Methods: This community-based research project, led by people living with HIV, legal experts, and researchers, uses Institutional Ethnography to map the pathway of biomaterial and information as it flows from clinical to public health settings. To do so, we conducted 26 qualitative interviews with clinicians and public health officials, and 17 qualitative interviews with people living with HIV who have had interactions with public health authorities, including those who have been under public health investigation or legal orders.

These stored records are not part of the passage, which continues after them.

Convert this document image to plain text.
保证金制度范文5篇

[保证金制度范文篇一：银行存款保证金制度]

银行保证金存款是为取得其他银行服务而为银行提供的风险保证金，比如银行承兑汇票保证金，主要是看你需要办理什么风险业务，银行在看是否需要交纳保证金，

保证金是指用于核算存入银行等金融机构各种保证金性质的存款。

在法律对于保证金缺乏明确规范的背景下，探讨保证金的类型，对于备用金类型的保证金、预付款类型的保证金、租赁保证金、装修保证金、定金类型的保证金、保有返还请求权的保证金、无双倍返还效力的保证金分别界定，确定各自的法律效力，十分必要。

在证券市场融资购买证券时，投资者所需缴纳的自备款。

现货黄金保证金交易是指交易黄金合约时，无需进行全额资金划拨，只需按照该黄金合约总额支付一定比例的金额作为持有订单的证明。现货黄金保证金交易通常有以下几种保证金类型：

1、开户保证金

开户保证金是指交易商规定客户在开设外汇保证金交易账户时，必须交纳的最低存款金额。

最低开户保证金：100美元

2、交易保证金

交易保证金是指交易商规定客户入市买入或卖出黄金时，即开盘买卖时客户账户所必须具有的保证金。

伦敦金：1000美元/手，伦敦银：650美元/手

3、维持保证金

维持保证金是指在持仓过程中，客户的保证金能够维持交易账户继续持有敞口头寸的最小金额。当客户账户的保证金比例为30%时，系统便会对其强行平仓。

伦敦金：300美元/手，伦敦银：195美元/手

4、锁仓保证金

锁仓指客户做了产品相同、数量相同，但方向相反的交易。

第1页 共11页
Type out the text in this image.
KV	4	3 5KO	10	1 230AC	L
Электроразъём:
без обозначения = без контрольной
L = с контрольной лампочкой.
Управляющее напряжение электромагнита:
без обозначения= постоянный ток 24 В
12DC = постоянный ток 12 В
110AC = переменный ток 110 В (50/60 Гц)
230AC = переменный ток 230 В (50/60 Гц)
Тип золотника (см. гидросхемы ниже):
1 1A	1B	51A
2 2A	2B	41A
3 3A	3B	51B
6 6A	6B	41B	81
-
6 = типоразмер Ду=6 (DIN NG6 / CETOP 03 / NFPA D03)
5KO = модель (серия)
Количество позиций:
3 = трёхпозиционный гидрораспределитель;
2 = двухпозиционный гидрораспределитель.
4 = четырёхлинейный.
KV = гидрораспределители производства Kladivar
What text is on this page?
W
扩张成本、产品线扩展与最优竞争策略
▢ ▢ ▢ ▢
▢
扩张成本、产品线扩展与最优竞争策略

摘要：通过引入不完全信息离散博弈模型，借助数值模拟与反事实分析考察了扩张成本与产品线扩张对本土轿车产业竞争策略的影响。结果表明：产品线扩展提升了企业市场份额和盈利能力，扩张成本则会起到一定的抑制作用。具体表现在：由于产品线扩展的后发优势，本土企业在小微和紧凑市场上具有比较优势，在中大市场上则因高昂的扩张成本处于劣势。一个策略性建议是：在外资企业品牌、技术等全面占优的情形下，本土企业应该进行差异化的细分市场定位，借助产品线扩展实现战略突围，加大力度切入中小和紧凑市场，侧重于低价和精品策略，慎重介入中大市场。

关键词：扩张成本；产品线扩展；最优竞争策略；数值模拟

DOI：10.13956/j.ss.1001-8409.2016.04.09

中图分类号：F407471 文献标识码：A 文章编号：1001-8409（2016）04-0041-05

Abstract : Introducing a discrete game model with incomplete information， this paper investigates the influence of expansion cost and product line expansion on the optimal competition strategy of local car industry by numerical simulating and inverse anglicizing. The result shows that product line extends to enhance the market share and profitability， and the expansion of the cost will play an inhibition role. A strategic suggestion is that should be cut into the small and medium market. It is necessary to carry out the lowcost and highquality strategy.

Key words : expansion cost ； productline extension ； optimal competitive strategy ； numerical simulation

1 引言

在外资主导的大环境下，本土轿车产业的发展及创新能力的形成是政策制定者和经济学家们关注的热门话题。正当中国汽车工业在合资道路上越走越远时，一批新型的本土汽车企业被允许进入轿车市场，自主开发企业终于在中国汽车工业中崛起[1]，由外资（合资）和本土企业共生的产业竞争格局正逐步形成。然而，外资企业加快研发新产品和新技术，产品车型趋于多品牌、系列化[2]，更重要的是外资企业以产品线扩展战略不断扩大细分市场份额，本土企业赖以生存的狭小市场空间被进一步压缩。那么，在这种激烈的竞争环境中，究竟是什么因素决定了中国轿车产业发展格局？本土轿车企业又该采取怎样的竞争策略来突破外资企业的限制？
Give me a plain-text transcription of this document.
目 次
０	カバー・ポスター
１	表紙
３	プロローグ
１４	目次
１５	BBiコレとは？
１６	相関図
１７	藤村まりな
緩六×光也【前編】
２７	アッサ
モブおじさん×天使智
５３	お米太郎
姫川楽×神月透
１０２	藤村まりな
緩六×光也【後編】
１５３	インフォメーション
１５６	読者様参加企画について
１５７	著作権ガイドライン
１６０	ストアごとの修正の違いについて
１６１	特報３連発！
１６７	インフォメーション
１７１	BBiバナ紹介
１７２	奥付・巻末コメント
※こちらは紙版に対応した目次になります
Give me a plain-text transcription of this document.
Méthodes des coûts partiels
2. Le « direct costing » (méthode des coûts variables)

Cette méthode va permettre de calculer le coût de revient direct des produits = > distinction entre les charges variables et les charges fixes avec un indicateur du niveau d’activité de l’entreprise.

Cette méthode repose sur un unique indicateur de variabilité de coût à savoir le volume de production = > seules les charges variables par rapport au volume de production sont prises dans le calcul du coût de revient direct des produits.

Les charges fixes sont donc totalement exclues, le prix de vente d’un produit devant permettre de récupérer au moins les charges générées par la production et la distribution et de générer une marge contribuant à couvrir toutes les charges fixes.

Results: Biomaterial and personal information travels through a range of information management systems across different jurisdictions to enable surveillance. Viral genotyping of biomaterial collected in Ontario is conducted in British Columbia, and HIV tests for Ontario are transferred to a lab in the prairies. In some regions, local provincial public health authorities directly access electronic medical records, including viral load and other diagnostics, via a range of diverse databases connected to the Ontario healthcare system. This information routinely used as part of public health investigations. People living with HIV have limited knowledge of the pathways of their blood and personal information and are distrustful of surveillance systems, organizing their lives in a defensive stance towards public health authorities. Clinicians may work with inconsistent understandings about how public health systems and investigations operate, despite being the focal points for procuring informed consent and clinical information.

Conclusions: Outcomes aim to speak back to top-down surveillance systems, and to articulate a new approach to public health, articulated from the ground-up, built on principles of trust, informed consent, and transparency.


Josephine Pui-hing Wong
Professor
Toronto Metropolitan University

Going beyond HIV sector: Mobilizing community leaders and settlement service providers to reduce HIV stigma

Abstract

Introduction:
Despite five decades of HIV/AIDS responses and advances in prevention, treatment and care, HIV related stigma continues to impede public health and community response. Racialized and immigrant communities in Canada bear disproportionate burden of HIV. However, access to culturally safe and inclusive HIV related services for racialized immigrants is limited. HIV related stigma contributes to community silence, impedes community responses, and perpetuates suffering.

Methods:
The Acceptance and Commitment to Empowerment (ACE) Study is a multi-phase project in Alberta and Ontario. The study aims to mobilize community leaders and service providers to reduce stigma in racialized immigrant communities. Phase One focuses on identifying HIV related stigma, community values that reduce or reinforce stigma, and reduction strategies applied in the local contexts. We used focus groups to engage 30 service providers/community leaders and 60 community members living with or affected by HIV related stigma. Collaborative partnerships were established to enhance outreach and recruitment.

Results:
In this presentation, we report on the observations, experiences and perspectives of service providers and community leaders. Service providers and leaders from diverse health and non-health sectors took part in the study. Key findings include: (1) the absence of HIV information in newcomer communities perpetuates silence and misconceptions of HIV; (2) service providers in settlement and non-health sectors feel unprepared to discuss HIV issues; (3) trends of increased conservatism in Canada and globally are barriers to youth sexual health education; and (4) innovative non-conventional HIV prevention education is needed.

Conclusion:
HIV vulnerabilities and HIV-related health disparities experienced by racialized and immigrant communities are complex and contextual. Effective HIV responses in racialized immigrant communities require engagement of stakeholders outside of the HIV sector. Phase One results of Project ACE will inform the refinement of our evidence informed online intervention to reduce HIV stigma and mobilize community HIV champions.